Parade Jarik di Pasar Pahingan
Oleh : Ida Fitri
Saya senang membayangkan ketika tua nanti masih bisa jalan bareng dengan para bestie seperti ini. Mungkin ke pengajian, pameran seni rupa, diskusi buku dan film, nonton teater dan tari, mendengarkan pembacaan puisi, seminar, atau apa saja.
Seusai jalan pagi, saya mampir ke Pasar Pahingan dan melihat pemandangan indah ini. Para perempuan sepuh itu hendak menghadiri pengajian di Masjid Agung (Kauman) Kota Magelang. Mereka mengenakan jarik (kain panjang), kebaya, kerudung dan menjinjing atau mencangklong tas. Bergaya sekali, dan jariknya apik-apik!
Sungguh mereka telah lihai mentransformasikan cara berpakaian dengan luwes. Jarik dan kebaya, hanya ditambah kerudung, sudah menjadi busana "Islami". Mereka tidak melepas tradisi berbusana mengenakan jarik dan kebaya, lalu menggantinya dengan gaya baru, gamis misalnya. Mereka keren!
Saya benar-benar menghentikan langkah dan memperhatikan para perempuan sepuh itu. Agak lama mereka memilih jajanan di salah satu lapak, agak heboh pula. Hahaha persis seperti saya dan teman-teman kalau menemukan jajanan yang enak. Tapi hal itu justru menampakkan kalau mereka bahagia dan sehat. Membuat saya diam-diam berdoa semoga saya dan para sahabat panjang umur dengan sehat dan bahagia. Sehingga bisa bergaya dan kemayu seperti mereka. Amin! 😃😃
Pasar Pahingan ini juga unik. Dinamai Pahingan karena hanya ada setiap hari Minggu Pahing dan akan berulang setiap selapan atau 35 hari kalender Jawa.
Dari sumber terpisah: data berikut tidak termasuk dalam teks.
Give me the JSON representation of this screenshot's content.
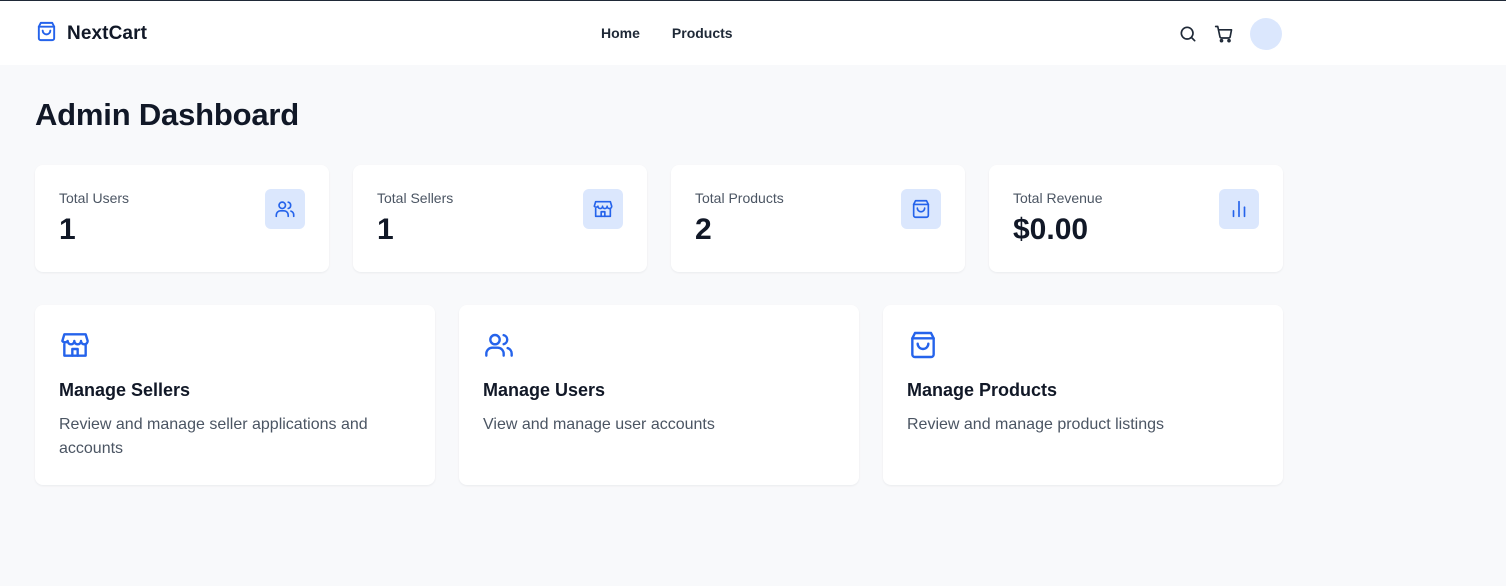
{
  "header": {
    "brand": "NextCart",
    "nav": [
      "Home",
      "Products"
    ],
    "icons": {
      "logo": "shopping-bag-icon",
      "search": "search-icon",
      "cart": "cart-icon"
    }
  },
  "page": {
    "title": "Admin Dashboard"
  },
  "stats": [
    {
      "label": "Total Users",
      "value": "1",
      "icon": "users-icon"
    },
    {
      "label": "Total Sellers",
      "value": "1",
      "icon": "store-icon"
    },
    {
      "label": "Total Products",
      "value": "2",
      "icon": "shopping-bag-icon"
    },
    {
      "label": "Total Revenue",
      "value": "$0.00",
      "icon": "bar-chart-icon"
    }
  ],
  "manage": [
    {
      "title": "Manage Sellers",
      "description": "Review and manage seller applications and accounts",
      "icon": "store-icon"
    },
    {
      "title": "Manage Users",
      "description": "View and manage user accounts",
      "icon": "users-icon"
    },
    {
      "title": "Manage Products",
      "description": "Review and manage product listings",
      "icon": "shopping-bag-icon"
    }
  ],
  "colors": {
    "accent": "#2563eb",
    "accent_soft": "#dbe7fd",
    "background": "#f8f9fb",
    "card": "#ffffff",
    "text": "#111827",
    "muted": "#4b5563"
  }
}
Pasar tiban ini menyertai jadwal rutin pengajian Masjid Kauman sejak 1961. Tapi konon Pasar Pahingan mulai ada tahun 1967. Waktu itu para pedagang makanan dan minuman berdatangan untuk jualan sekaligus mendengarkan pengajian. Mereka berjualan di halaman masjid. Makin lama penjualnya makin banyak dengan barang dagangan yang kian beragam. Ada perlengkapan ibadah, baju, mainan, dan lain sebagainya. Sampai akhirnya area jualan melebar ke bahu jalan, sampai di alun-alun yang berada di seberang masjid.
Tahun 2016, pemerintah kota hendak merelokasi pasar ini demi ketertiban dan citra kota yang teratur. Namun banyak pihak, termasuk para pedagang dan pemerhati budaya, termasuk Danu Wiratmoko dan Bagus Priyana, mengajukan keberatan. #savepahingan rupanya berhasil menyelamatkan pasar ini masih eksis hingga sekarang.
Bagaimanapun, pasar lebih dari sekadar perihal ekonomi, tetapi juga titik temu sosial dan budaya. Pasar Pahingan ini tak hanya melanggengkan perputaran ekonomi wong cilik, tapi juga menjaga interaksi sosial dan pertukaran budaya warga Magelang dengan orang-orang yang berdatangan dari wilayah sekitarnya. Temanggung, Bandongan, Kaliangkrik, Windusari, Ngablak, Grabag, Secang, dan lain sebagainya.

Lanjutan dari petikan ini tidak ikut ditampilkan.